How would you handle it? The evidence isn't enough to be 100% sure - but that added onto other stuff is not looking good. However, you really weren't being the 'ideal' boyfriend at the time anyhow.. this was all 2-3 months ago at least.


Drop it and let bygones be bygones or other?

I have such a huge suspicion/confirmation - I just really want to know the truth rather than always wondering..

What exactly makes you suspicious other than gut feeling?
 

mooncancook

Platinum Member
May 28, 2003
2,874
50
91
depends on how seriously you want to be with her. if you really want to be with her, and you know you will not be able to forgive, then it's best to try to forget about it and start anew. If you can forgive then tell her that you will forgive her if she cheated but you just want her to be honest with you. I assume during those couple months you both had some times off each other, and if you both found out that you need each other then it's a growth in relationship.
 

Kadarin

Lifer
Nov 23, 2001
44,296
16
81
Originally posted by: Riverhound777
End it. Her denying it means nothing, women will Always lie about cheating, even to themselves.

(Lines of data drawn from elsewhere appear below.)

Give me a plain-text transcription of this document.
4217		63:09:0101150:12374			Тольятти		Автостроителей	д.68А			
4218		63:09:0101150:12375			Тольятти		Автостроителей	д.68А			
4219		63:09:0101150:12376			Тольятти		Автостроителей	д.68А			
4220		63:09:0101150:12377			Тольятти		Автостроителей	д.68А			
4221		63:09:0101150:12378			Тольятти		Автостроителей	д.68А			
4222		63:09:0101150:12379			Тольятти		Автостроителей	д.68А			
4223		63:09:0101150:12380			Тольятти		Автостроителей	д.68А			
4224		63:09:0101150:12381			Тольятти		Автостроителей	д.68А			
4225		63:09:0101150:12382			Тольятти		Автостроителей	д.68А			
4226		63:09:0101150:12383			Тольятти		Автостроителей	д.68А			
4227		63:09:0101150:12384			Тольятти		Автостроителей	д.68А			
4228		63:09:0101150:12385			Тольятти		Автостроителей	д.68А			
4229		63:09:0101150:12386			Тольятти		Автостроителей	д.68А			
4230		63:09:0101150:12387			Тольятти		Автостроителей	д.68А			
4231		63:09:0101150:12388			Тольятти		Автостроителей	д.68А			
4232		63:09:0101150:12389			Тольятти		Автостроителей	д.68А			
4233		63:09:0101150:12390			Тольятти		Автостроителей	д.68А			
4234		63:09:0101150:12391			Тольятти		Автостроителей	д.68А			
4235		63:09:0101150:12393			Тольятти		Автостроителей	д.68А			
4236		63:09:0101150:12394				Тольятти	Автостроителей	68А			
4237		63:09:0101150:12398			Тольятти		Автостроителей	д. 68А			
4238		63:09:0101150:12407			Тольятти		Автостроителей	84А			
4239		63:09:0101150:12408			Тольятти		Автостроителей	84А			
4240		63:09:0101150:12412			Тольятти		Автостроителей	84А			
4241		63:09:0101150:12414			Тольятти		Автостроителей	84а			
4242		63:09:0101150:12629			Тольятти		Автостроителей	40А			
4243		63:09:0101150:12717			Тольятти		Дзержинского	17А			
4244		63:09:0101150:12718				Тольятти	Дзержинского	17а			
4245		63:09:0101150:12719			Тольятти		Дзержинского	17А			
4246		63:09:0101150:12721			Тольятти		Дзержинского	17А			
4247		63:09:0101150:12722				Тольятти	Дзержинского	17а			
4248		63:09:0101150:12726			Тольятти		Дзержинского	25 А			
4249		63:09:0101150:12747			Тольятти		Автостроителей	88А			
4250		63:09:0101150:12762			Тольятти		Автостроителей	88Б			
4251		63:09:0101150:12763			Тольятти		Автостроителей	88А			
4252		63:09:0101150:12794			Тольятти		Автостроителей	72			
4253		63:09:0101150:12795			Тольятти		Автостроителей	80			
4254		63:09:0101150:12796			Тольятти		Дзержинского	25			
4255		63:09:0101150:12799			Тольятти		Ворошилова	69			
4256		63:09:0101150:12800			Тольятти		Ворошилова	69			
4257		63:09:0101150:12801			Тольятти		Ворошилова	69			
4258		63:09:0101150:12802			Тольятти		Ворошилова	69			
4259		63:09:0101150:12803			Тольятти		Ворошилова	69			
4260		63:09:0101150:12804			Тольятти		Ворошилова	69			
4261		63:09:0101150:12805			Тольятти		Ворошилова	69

And even if you do get proof, she will somehow spin it such that it's YOUR fault.
 

Cal166

Diamond Member
May 6, 2000
5,081
8
81
Sorry dude, I don't see anything good coming out of this relationship in the long run...

Either ride it out and enjoy the sex while it last or just find someone new.
 

sao123

Lifer
May 27, 2002
12,653
205
106
Originally posted by: Astaroth33
Originally posted by: Riverhound777
End it. Her denying it means nothing, women will Always lie about cheating, even to themselves.

And even if you do get proof, she will somehow spin it such that it's YOUR fault.

isnt it his fault?
 

buck

Lifer
Dec 11, 2000
12,273
4
81
You are only 6-7 months into the relationship? GTFO. Time to find a new SO.
 

thegimp03

Diamond Member
Jul 5, 2004
7,420
2
81
Ask her?

If you don't trust her, then hit the road and find someone else. Sounds like a pretty unhealthy relationship when an s/o can't be trusted. This doesn't really look like it's going to go anywhere. A cheater is always a cheater. She'll do it again if she's already done it.
 

Kadarin

Lifer
Nov 23, 2001
44,296
16
81
Originally posted by: sao123
Originally posted by: Astaroth33
Originally posted by: Riverhound777
End it. Her denying it means nothing, women will Always lie about cheating, even to themselves.

And even if you do get proof, she will somehow spin it such that it's YOUR fault.

isnt it his fault?

Actually, it isn't quite clear. From the OP:

talking to ex, nothing happens - just txt/email flirting, nothing more.. however she was doing similar stuff

The OP does appear to be of the opinion that she took the whole thing a lot further than he did.